Saturn stands at the opposite side of the room, green neon of a sign across the street flashing in her eyes. Her hand rests on the post of my bed, fingertips grazing my wrinkled pillow. Damp October air whispers through the curtain, and Saturn pulls her sweater tighter over her small chest. I move to the window and pull it down, closing the curtains, her eyes blink brown again, the neon flashing having ceased.

Her tiny brown hand reaches toward her throat, and she yanks her pendant from around her neck, then bowing her head thrusts it at me. “The Lord giveth and the Lord taketh away. But honey, I ain’t the Lord and I am not taking that necklace from you—it’s yours and it will stay with you. No matter where you are in this world, whether we can be together or not, hearts and stars still applies. Always applies, huh?”

“I can’t do it because I can’t watch you get torn apart every time we go out in public. I don’t want you to have to go through that anymore!”

I lifted my arm toward her, to hold her to me, but my arm knew better and dropped like a runner in the desert. “I never minded getting torn apart, though, S! I’d let them tear me to a thousand pieces if it meant I didn’t have to watch you walk out that door a couple minutes from now. That’s what really tears me apart. I know you feel rejected, and I hate them for that. I won’t let them get away with it. But the last thing you need to feel is worried on my behalf. They don’t scare me, they don’t upset me, not for me. For you! But to leave—to leave this behind—because of them? It’s an injustice to me, to you, and it’s giving them just what they want!”
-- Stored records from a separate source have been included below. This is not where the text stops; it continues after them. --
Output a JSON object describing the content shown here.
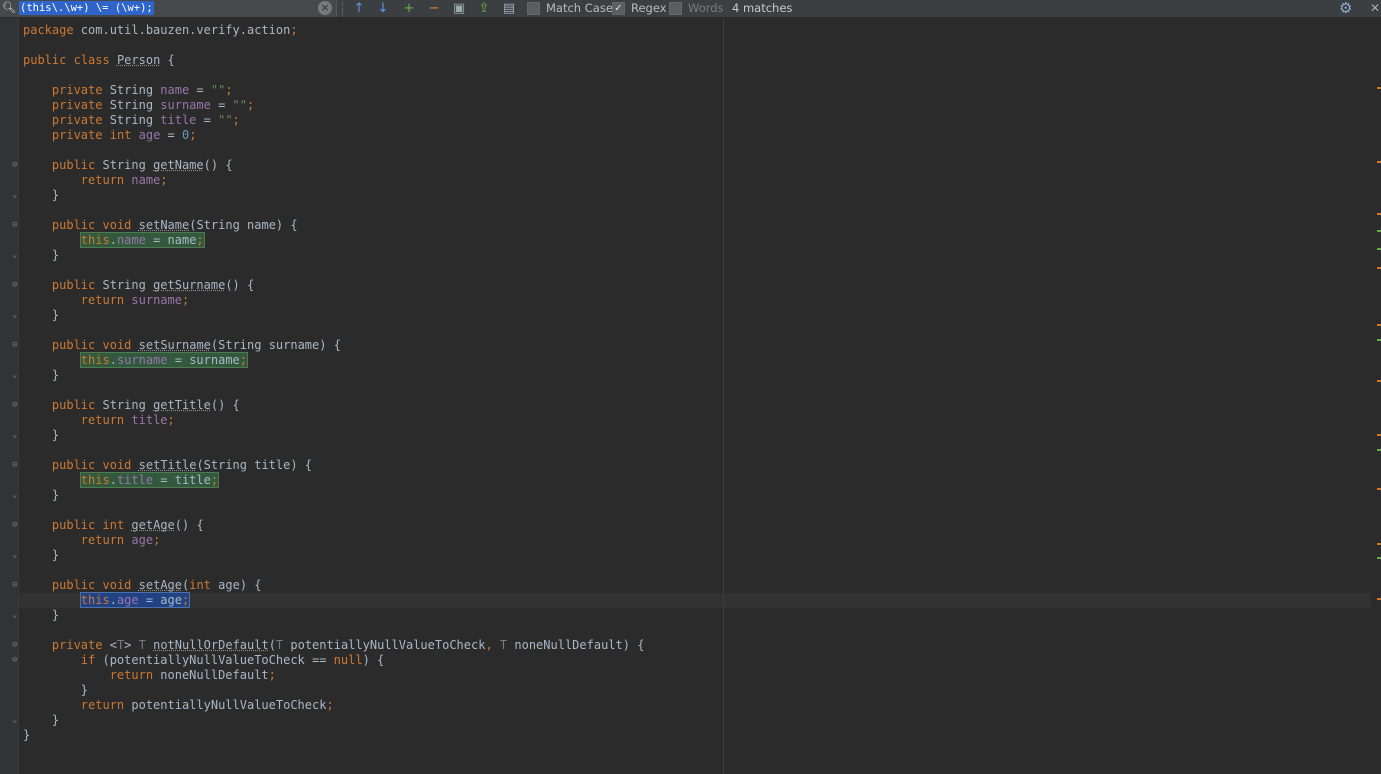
{
  "findbar": {
    "query": "(this\\.\\w+) \\= (\\w+);",
    "match_case_label": "Match Case",
    "match_case_checked": false,
    "regex_label": "Regex",
    "regex_checked": true,
    "words_label": "Words",
    "words_checked": false,
    "status": "4 matches",
    "icons": [
      "search-icon",
      "clear-icon",
      "previous-occurrence-icon",
      "next-occurrence-icon",
      "add-occurrence-icon",
      "remove-occurrence-icon",
      "select-all-occurrences-icon",
      "export-icon",
      "filter-icon",
      "settings-icon",
      "close-icon"
    ]
  },
  "editor": {
    "lines": [
      "package com.util.bauzen.verify.action;",
      "",
      "public class Person {",
      "",
      "    private String name = \"\";",
      "    private String surname = \"\";",
      "    private String title = \"\";",
      "    private int age = 0;",
      "",
      "    public String getName() {",
      "        return name;",
      "    }",
      "",
      "    public void setName(String name) {",
      "        this.name = name;",
      "    }",
      "",
      "    public String getSurname() {",
      "        return surname;",
      "    }",
      "",
      "    public void setSurname(String surname) {",
      "        this.surname = surname;",
      "    }",
      "",
      "    public String getTitle() {",
      "        return title;",
      "    }",
      "",
      "    public void setTitle(String title) {",
      "        this.title = title;",
      "    }",
      "",
      "    public int getAge() {",
      "        return age;",
      "    }",
      "",
      "    public void setAge(int age) {",
      "        this.age = age;",
      "    }",
      "",
      "    private <T> T notNullOrDefault(T potentiallyNullValueToCheck, T noneNullDefault) {",
      "        if (potentiallyNullValueToCheck == null) {",
      "            return noneNullDefault;",
      "        }",
      "        return potentiallyNullValueToCheck;",
      "    }",
      "}"
    ]
  },
  "colors": {
    "keyword": "#cc7832",
    "field": "#9876aa",
    "string": "#6a8759",
    "number": "#6897bb",
    "text": "#a9b7c6",
    "match_highlight": "#32593d",
    "selected_match": "#214283"
  }
}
Tears well in Saturn’s eyes, held captive, barely, by her fuchsia tinted eyelids. This time I do reach out, to brush the tears away, and lashes tickle my fingertips. Her lips find my wet fingers and kiss them. It is the last kiss. She turns, and walks through the door. I watch as she leaves.


“Have you been seen by anyone with this tramp?”

“What.”

“How could you do this to your father and me? Don’t you have any couth? Don’t you know that everyone in this city knows who your father is? You are the son of the top lawyer in this state, and you go traipsing around with garbage—and nigger garbage at that!

“What. Wait. What? Wait! Mom you’re serious? You’re talking about my girlfriend.”

Saturn stood behind me, but I could see the look of shock in my mind’s eye—her eyes wide and teary, her black braids falling onto her sagging shoulders.